HOUSTON -- - U.S. power companies suffering contract hangover

HOUSTON -- Power companies are still suffering from a painful hangover stemming from supply contracts that turned sour, draining cash and sapping their ability to pay down debt, according to industry experts.

Those deals, many running out over a decade, often lock the companies into contracts to supply power plant owners with expensive natural gas and sell the electricity into weak wholesale markets. "Some of the bigger (contracts) are still out there," said Arleen Spangler, credit analyst with Standard & Poors. "It's a big cash drain on them."

Credit analysts said the contracts are worth billions of dollars, but exact figures are hard to come by since many companies list them on their balance sheets under unspecified obligations.

Companies eager to control wholesale supply snapped up power generating capacity during the sector boom that unraveled with the collapse of Enron and the California energy crisis in 2000 and 2001.

Many companies, including Aquila Inc. and Dynegy Inc. have sought to renegotiate or buy their way out of the deals, but there have been few successes.

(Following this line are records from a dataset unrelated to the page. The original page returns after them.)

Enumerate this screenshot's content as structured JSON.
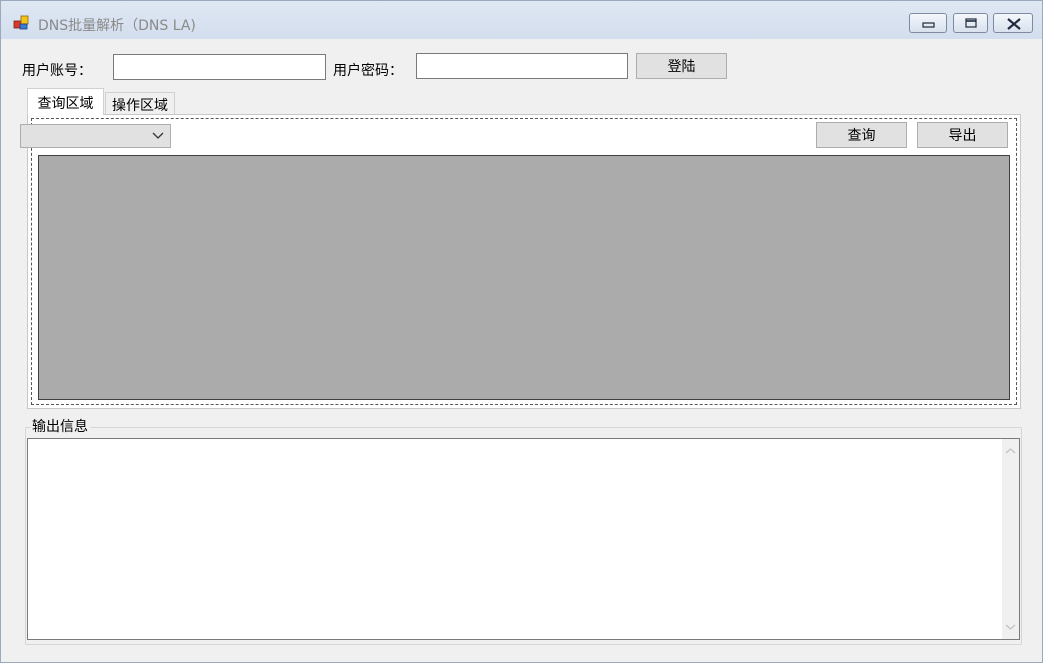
{
  "window": {
    "title": "DNS批量解析（DNS LA)"
  },
  "login": {
    "account_label": "用户账号：",
    "account_value": "",
    "password_label": "用户密码：",
    "password_value": "",
    "login_button": "登陆"
  },
  "tabs": [
    {
      "label": "查询区域",
      "active": true
    },
    {
      "label": "操作区域",
      "active": false
    }
  ],
  "query": {
    "dropdown_selected": "",
    "query_button": "查询",
    "export_button": "导出"
  },
  "output": {
    "group_title": "输出信息",
    "text": ""
  },
  "icons": {
    "app": "app-icon",
    "minimize": "minimize-icon",
    "restore": "restore-icon",
    "close": "close-icon",
    "dropdown": "chevron-down-icon",
    "scroll_up": "scroll-up-icon",
    "scroll_down": "scroll-down-icon"
  },
  "colors": {
    "titlebar": "#d3deee",
    "window_bg": "#f0f0f0",
    "grid_bg": "#ababab",
    "button_bg": "#e1e1e1"
  }
}
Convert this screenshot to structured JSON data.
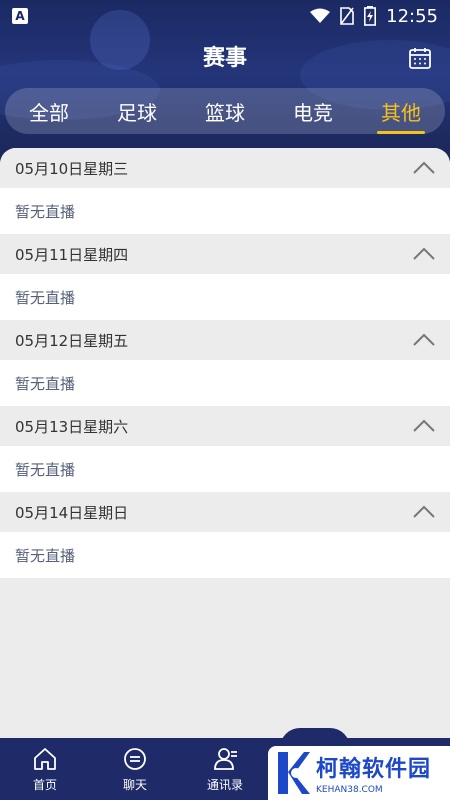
{
  "status_bar": {
    "time": "12:55",
    "app_badge": "A"
  },
  "header": {
    "title": "赛事"
  },
  "tabs": [
    {
      "label": "全部",
      "active": false
    },
    {
      "label": "足球",
      "active": false
    },
    {
      "label": "篮球",
      "active": false
    },
    {
      "label": "电竞",
      "active": false
    },
    {
      "label": "其他",
      "active": true
    }
  ],
  "sections": [
    {
      "date": "05月10日星期三",
      "empty_text": "暂无直播"
    },
    {
      "date": "05月11日星期四",
      "empty_text": "暂无直播"
    },
    {
      "date": "05月12日星期五",
      "empty_text": "暂无直播"
    },
    {
      "date": "05月13日星期六",
      "empty_text": "暂无直播"
    },
    {
      "date": "05月14日星期日",
      "empty_text": "暂无直播"
    }
  ],
  "bottom_nav": [
    {
      "label": "首页",
      "icon": "home-icon"
    },
    {
      "label": "聊天",
      "icon": "chat-icon"
    },
    {
      "label": "通讯录",
      "icon": "contacts-icon"
    }
  ],
  "watermark": {
    "cn": "柯翰软件园",
    "en": "KEHAN38.COM"
  },
  "colors": {
    "accent": "#f4c21b",
    "header": "#1b2a63",
    "nav": "#1e2b68"
  }
}
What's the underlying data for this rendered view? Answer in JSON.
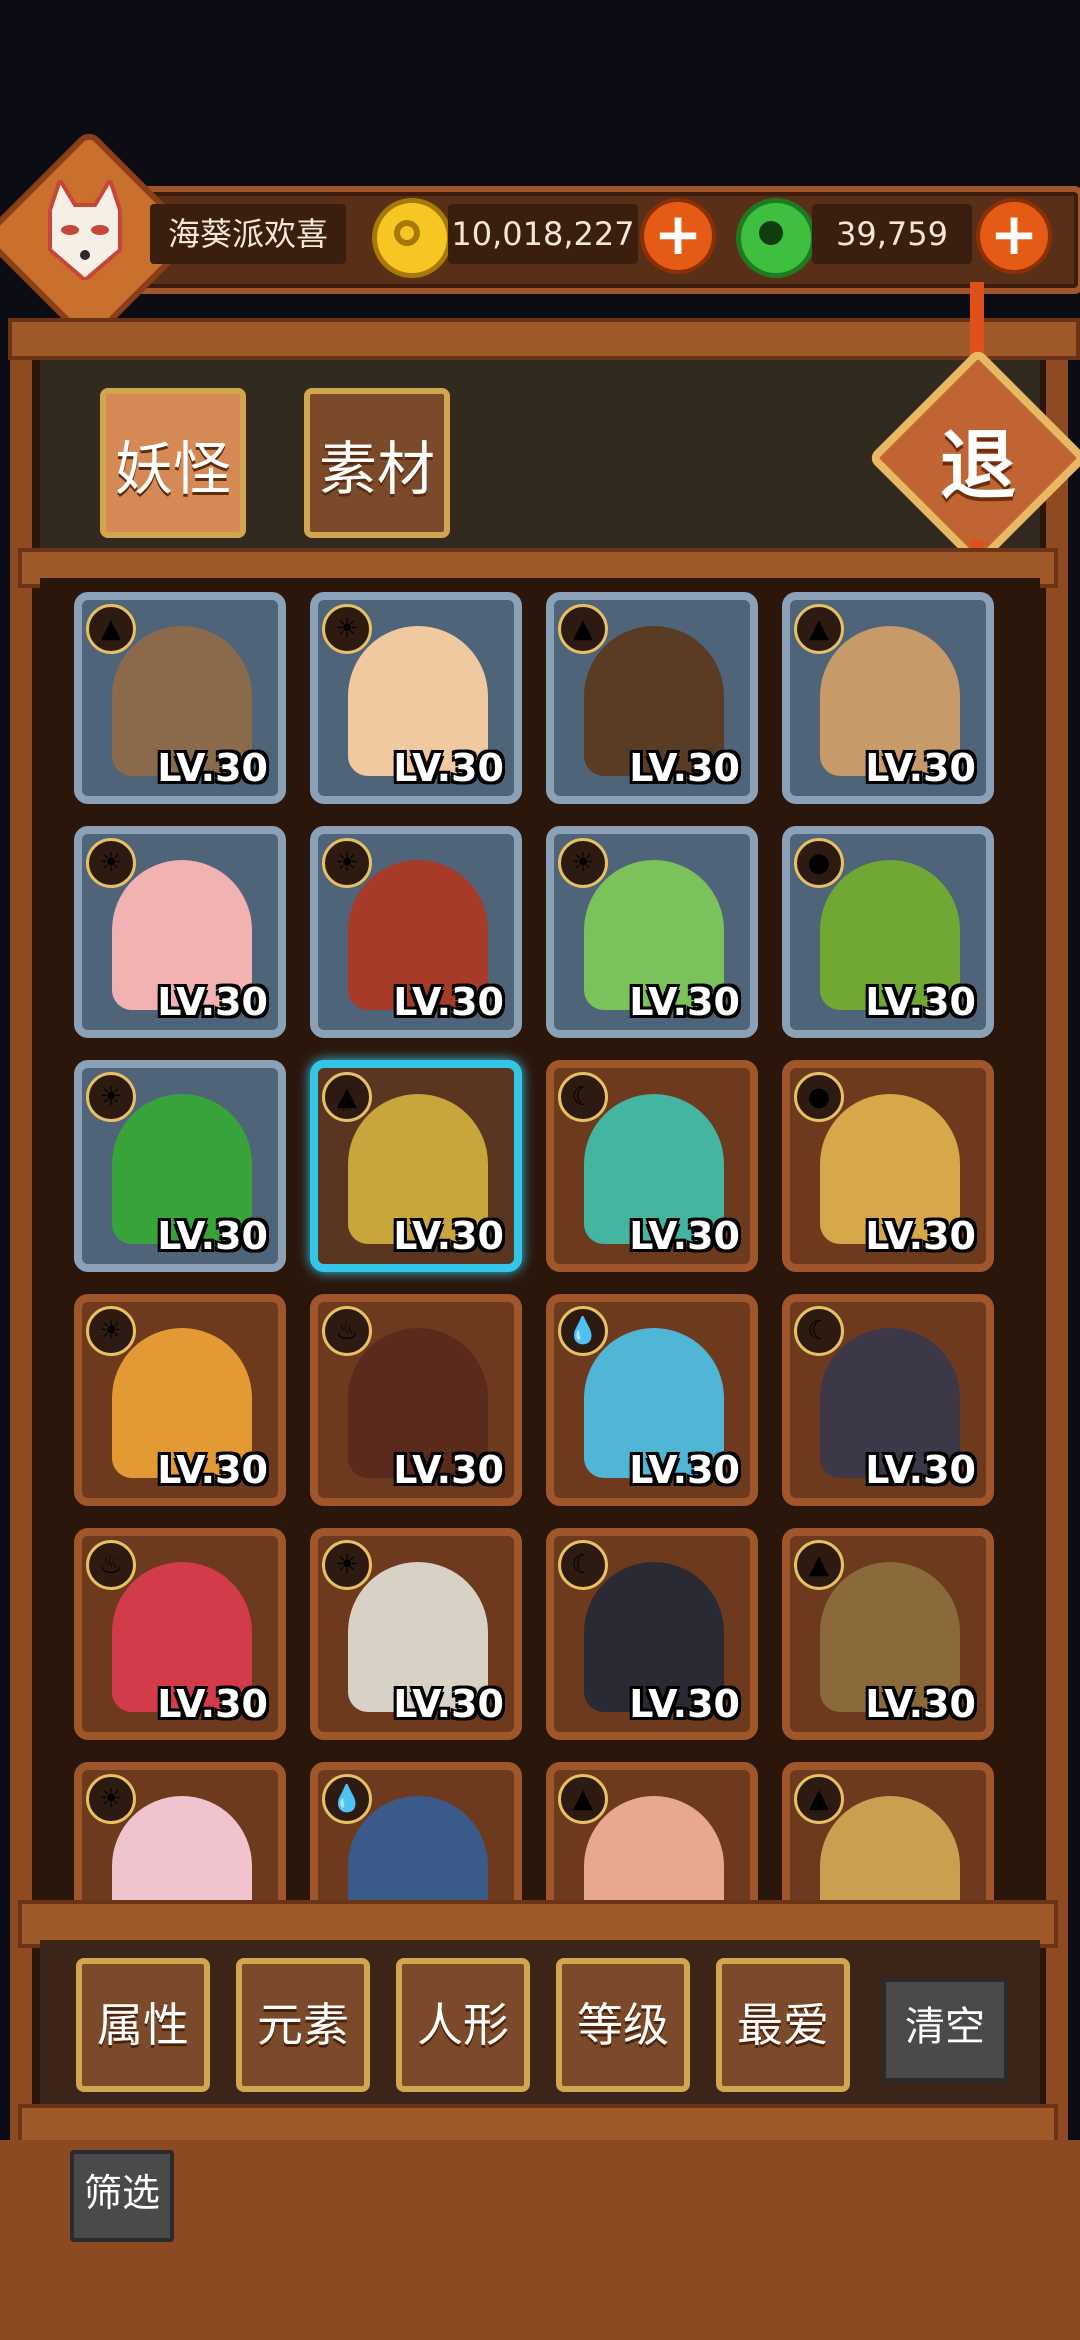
{
  "header": {
    "player_name": "海葵派欢喜",
    "gold_amount": "10,018,227",
    "jade_amount": "39,759",
    "plus_symbol": "+"
  },
  "tabs": [
    {
      "label": "妖怪",
      "active": true
    },
    {
      "label": "素材",
      "active": false
    }
  ],
  "exit_label": "退",
  "cards": [
    {
      "level": "LV.30",
      "element": "earth",
      "frame": "silver",
      "color": "#8a6a4a"
    },
    {
      "level": "LV.30",
      "element": "sun",
      "frame": "silver",
      "color": "#f0c9a0"
    },
    {
      "level": "LV.30",
      "element": "earth",
      "frame": "silver",
      "color": "#5a3c24"
    },
    {
      "level": "LV.30",
      "element": "earth",
      "frame": "silver",
      "color": "#c79a6a"
    },
    {
      "level": "LV.30",
      "element": "sun",
      "frame": "silver",
      "color": "#f2b2b2"
    },
    {
      "level": "LV.30",
      "element": "sun",
      "frame": "silver",
      "color": "#a83a2a"
    },
    {
      "level": "LV.30",
      "element": "sun",
      "frame": "silver",
      "color": "#7bc25a"
    },
    {
      "level": "LV.30",
      "element": "wood",
      "frame": "silver",
      "color": "#6fa934"
    },
    {
      "level": "LV.30",
      "element": "sun",
      "frame": "silver",
      "color": "#39a33b"
    },
    {
      "level": "LV.30",
      "element": "earth",
      "frame": "selected",
      "color": "#c9a63b"
    },
    {
      "level": "LV.30",
      "element": "moon",
      "frame": "bronze",
      "color": "#43b5a0"
    },
    {
      "level": "LV.30",
      "element": "wood",
      "frame": "bronze",
      "color": "#d6a84a"
    },
    {
      "level": "LV.30",
      "element": "sun",
      "frame": "bronze",
      "color": "#e39a35"
    },
    {
      "level": "LV.30",
      "element": "fire",
      "frame": "bronze",
      "color": "#5a2a1c"
    },
    {
      "level": "LV.30",
      "element": "water",
      "frame": "bronze",
      "color": "#4fb6d6"
    },
    {
      "level": "LV.30",
      "element": "moon",
      "frame": "bronze",
      "color": "#3c3848"
    },
    {
      "level": "LV.30",
      "element": "fire",
      "frame": "bronze",
      "color": "#d23b4a"
    },
    {
      "level": "LV.30",
      "element": "sun",
      "frame": "bronze",
      "color": "#d8d2c6"
    },
    {
      "level": "LV.30",
      "element": "moon",
      "frame": "bronze",
      "color": "#2a2a34"
    },
    {
      "level": "LV.30",
      "element": "earth",
      "frame": "bronze",
      "color": "#8a6a3a"
    },
    {
      "level": "",
      "element": "sun",
      "frame": "bronze",
      "color": "#f0c4cf"
    },
    {
      "level": "",
      "element": "water",
      "frame": "bronze",
      "color": "#3a5a8a"
    },
    {
      "level": "",
      "element": "earth",
      "frame": "bronze",
      "color": "#e8a890"
    },
    {
      "level": "",
      "element": "earth",
      "frame": "bronze",
      "color": "#c9a050"
    }
  ],
  "filters": [
    "属性",
    "元素",
    "人形",
    "等级",
    "最爱"
  ],
  "clear_label": "清空",
  "filter_toggle_label": "筛选",
  "element_icons": {
    "sun": "☀",
    "earth": "▲",
    "moon": "☾",
    "wood": "●",
    "fire": "♨",
    "water": "💧"
  }
}
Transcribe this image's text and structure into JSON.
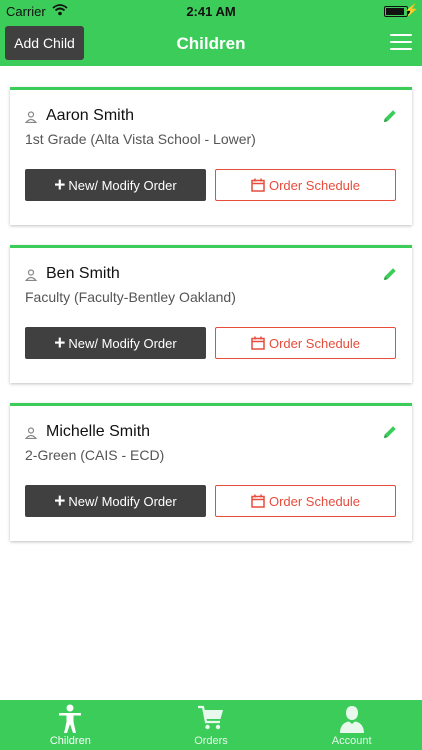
{
  "status": {
    "carrier": "Carrier",
    "time": "2:41 AM"
  },
  "header": {
    "add_child": "Add Child",
    "title": "Children"
  },
  "children": [
    {
      "name": "Aaron Smith",
      "school": "1st Grade (Alta Vista School - Lower)",
      "order_btn": "New/ Modify Order",
      "schedule_btn": "Order Schedule"
    },
    {
      "name": "Ben Smith",
      "school": "Faculty (Faculty-Bentley Oakland)",
      "order_btn": "New/ Modify Order",
      "schedule_btn": "Order Schedule"
    },
    {
      "name": "Michelle Smith",
      "school": "2-Green (CAIS - ECD)",
      "order_btn": "New/ Modify Order",
      "schedule_btn": "Order Schedule"
    }
  ],
  "tabs": [
    {
      "label": "Children",
      "icon": "child-icon"
    },
    {
      "label": "Orders",
      "icon": "cart-icon"
    },
    {
      "label": "Account",
      "icon": "account-icon"
    }
  ],
  "colors": {
    "brand_green": "#3ccc5a",
    "dark_button": "#404040",
    "accent_red": "#e74c3c"
  }
}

Dynegy has so far bought out of two contracts for $265 million, but has another five still on its books. But Aquila and others have found their power plant partners reluctant or unable to hash out new terms because they have tied the deals to complicated financial instruments. Other companies, such as Mirant Corp. or Xcel Energy Inc.'s NRG Energy, sought relief from bankruptcy courts, which have so far sided with the suffering merchants and indicated a willingness to dismiss the contracts.

"To ask for a restructuring, the threat is, 'Do it with us now or we'll do it in a bankruptcy court,'" said Stephen Schaefer, head of the energy consulting practice for Huron Consulting Group.

That threat helped Mirant reach a deal with Pepco Holdings on Monday to increase Pepco's payments by $60 million for two supply contracts to its customers in Maryland and the District of Columbia. However, federal courts have yet to decide whether the jurisdiction over the issues lies with bankruptcy judges or the Federal Energy Regulatory Commission, which has sought to keep the contracts in place.

DEBT BUBBLE

Many companies were driven to sign the contracts by efforts to prop up earnings, analysts said, rather than a strategic wholesale market motivation.

Those financial drivers were epitomized by Enron, which boosted earnings by booking long-term contract revenues on an immediate basis, even though the contracts later turned unprofitable. Companies have abandoned those accounting techniques, relying now more on cash received for earnings. That has exposed the money-losing contracts as bad commercial deals that prevent merchant companies from trimming their debt.

A report published by S&P's Spangler last week showed that 23 key merchant energy companies had so far refinanced about $47 billion of their total $90 billion in debt obligations set to mature through 2006.

Though banks had been willing to accept delays in debt repayments for a few years, companies have little extra cash because oversupply of power in many parts of the country has has depressed prices. Although many merchant power companies are seeking security from better structured, long-term supply deals, few buyers are signing up because of the current low prices.

"We're not seeing a big groundswell of people -- consumers -- that want to lock in supply," Schaefer said. That may hurt companies' financial health if a rebound in the wholesale sector does not happen before payment on the debt come due.

"The next round of financing that goes up in front of the banks in '06 or '07 -- (banks) may not agree to extend debt," Spangler said.